UANG UANG UANG
UANG?
Ada apa dengan uang? Uang semata uang ya nggak ada masalah apapun. Ia cuma selembar kertas bergambar punya nilai tukar dengan barang.
Kalau digunakan untuk keperluan diri dan itu menjaga kebaikan dirinya (makan minum pakaian dan rumah) maka selama yang wajib karena diperlukan itu membaikkan.
Tak hanya bisa untuk membahagiakan diri sendiri, melainkan membahagiakan orang lain yang membutuhkan, itu sangat membaikkan. Dengan bersedekah infaq dan berzakat bahkan hadiah, itu teramat sangat membaikkan.
Uang tidak semestinya untuk tujuan ditumpuk tanpa guna! Hanya orang bodoh yang menimbun kertas yang ada nilainya hanya disimpan tanpa digunakan untuk dimanfaatkan atau untuk tujuan kebaikan dirinya dan sesamanya.

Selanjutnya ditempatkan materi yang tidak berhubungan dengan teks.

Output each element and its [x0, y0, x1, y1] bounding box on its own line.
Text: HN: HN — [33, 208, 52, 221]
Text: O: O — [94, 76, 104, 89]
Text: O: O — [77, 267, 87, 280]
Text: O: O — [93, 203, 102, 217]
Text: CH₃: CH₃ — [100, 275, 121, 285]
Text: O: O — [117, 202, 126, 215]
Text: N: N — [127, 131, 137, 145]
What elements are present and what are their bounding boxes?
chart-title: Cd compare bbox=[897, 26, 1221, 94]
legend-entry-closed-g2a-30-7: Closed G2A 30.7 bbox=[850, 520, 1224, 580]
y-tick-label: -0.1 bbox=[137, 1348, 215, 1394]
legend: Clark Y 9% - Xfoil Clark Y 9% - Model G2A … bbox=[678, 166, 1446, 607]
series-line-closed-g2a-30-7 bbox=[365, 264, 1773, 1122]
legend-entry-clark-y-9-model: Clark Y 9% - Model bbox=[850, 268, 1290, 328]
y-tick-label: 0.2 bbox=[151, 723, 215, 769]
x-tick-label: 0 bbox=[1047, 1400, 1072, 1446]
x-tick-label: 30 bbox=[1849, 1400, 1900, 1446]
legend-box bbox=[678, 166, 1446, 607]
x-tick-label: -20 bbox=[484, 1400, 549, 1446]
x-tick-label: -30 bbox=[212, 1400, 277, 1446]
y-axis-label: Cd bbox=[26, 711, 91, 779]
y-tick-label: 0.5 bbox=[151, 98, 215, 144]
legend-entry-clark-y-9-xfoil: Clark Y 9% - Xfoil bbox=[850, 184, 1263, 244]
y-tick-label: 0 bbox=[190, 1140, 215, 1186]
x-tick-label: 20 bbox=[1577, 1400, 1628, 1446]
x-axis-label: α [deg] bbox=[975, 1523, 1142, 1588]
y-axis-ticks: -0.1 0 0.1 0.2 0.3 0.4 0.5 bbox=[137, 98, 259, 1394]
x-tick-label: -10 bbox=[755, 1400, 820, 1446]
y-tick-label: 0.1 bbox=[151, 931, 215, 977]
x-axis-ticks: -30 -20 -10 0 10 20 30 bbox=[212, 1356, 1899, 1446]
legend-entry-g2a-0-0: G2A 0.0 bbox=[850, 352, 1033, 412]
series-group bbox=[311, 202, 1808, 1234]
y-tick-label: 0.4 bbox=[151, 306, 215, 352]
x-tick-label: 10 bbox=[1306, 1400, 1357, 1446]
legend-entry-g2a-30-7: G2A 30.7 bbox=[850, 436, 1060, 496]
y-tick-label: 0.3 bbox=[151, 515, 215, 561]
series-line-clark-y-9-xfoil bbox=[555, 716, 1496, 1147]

Memang tidak semua orang faham atau berkesadaran dalam menyikapi uang atau dalam menggunakan uang.
Ada yang semakin kaya semakin sulit kehidupannya, sebab lebih besar pengeluaran daripada pemasukan. Sehingga tak mampu membagikan uangnya untuk sedekah dan zakat.
Ada pula yang semakin kaya semakin buruk, sebab menggunakan uang untuk merusak diri sendiri. Uang ia gunakan untuk berjudi, narkoba, berfoya-foya dan membeli wanita-wanita dan hal-hal yang menyimpang menyalahi aturan agama.
Ada pula yang menggunakan uang sebagai transaksi jabatan, atau membeli jabatan yang ujung-ujungnya akan mencari uang kembali yang lebih besar dengan cara-cara korupsi.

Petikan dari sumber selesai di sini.